(this piece was originally published on Torontoist.)
Not an excerpt from your typical Saturday night show stub. And unless you've recently taken some wedding photos, not a place where you'd typically head from downtown (because we folks at Torontoist ah-hem, never leave the city's core). But this Saturday evening, the downtown kids "who know" willingly made their way east to the borough for some artsy-fartsy fun.
It was Stillepost that tipped us off about Bite Your Tongue, a mini music festival featuring Final Fantasy and friends. Presented by the Toronto Arts Council and Theatre Centre, the show included six artists in four hours for ten dollars, a bargain by any means. But with a bargain always comes a catch, one we picked up on when we picked up the ticket. To find out the hidden location, concertgoers were told they must return to the location of ticket pickup, given nothing more than assurance that the secret spot's "majesty" would more than justify the trek. We were instantly enticed—mystery, adventure, and music, oh boy!
Come Saturday evening, we exchanged our tickets for a program of artist bios and some basic directions. A long, lonely subway ride to Kennedy and a bus through residential areas made us wonder if we'd missed our stop, but a friendly bus driver informed us we were drawing near to a lesser-known city landmark. Off the bus and now walking through the parking lot, we passed by Guild Inn itself. (Later, the locals—who got in free, unaware of the event—would tell us the inn was previously an artists' colony. Owned at the time by a couple who spent a good part of the mid-twentieth century collecting pieces of art and pieces of demolished buildings, it stands today as a publicly owned property and historical site filled with gardens and fragments of the city's history—like this piece from the not-so-permanent Canada Permanent Trust Company.) Across the field and atop the Scarborough Bluffs, we were greeted with a birds-eye view of water as far as the eye can see, and sky and clouds delightfully unobscured by the CN Tower. And yeah, we'll admit: at the beginning, the scenery was far better than the sound.

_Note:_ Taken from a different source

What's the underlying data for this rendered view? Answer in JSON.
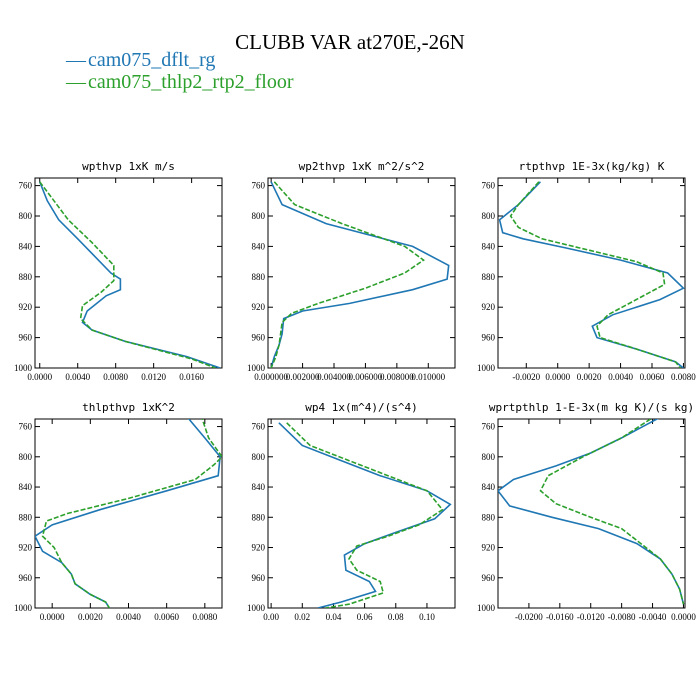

Like many avid concert-goers, we expected the music to start late, and missed more of the show than we saw. Gowns, fronted by a grungy female with an immaculate blonde bowl-shaped haircut, played a heavily distorted guitar and keyboard set contrasted with whispery, wallowy vocals. The crowd didn't seem to care, however, until Owen Pallett strolled onstage, violin and MacBook in tow. Smooth, soft falsetto with sudden punches of sound and a modern take on the violin made Pallett's sound the model for baroque pop. He riffed through his newer repertoire, scoffing when the audience requested 2005's "The CN Tower Belongs to the Dead." And during the set, it was a pleasant surprise to see the perfectly disciplined performer stop abruptly mid-song to flick a spider from his ear, showing us that Owen Pallett is, in fact, human (at least to all but Polaris Prize judges). His set, unfortunately cut short by the park's 11 p.m. noise restrictions and longer-than-planned opening acts, was intimate and interactive, short and sweet. The later police presence remained a friendly reminder that while events like this are cool once in a while, they can't always cater to the crowd who wants an encore and another round. So while the ride was, for some, longer than the event itself, it was certainly more about the art of getting there, of urban discovery and experiment. And now that we've been, we'd say it's worth going back.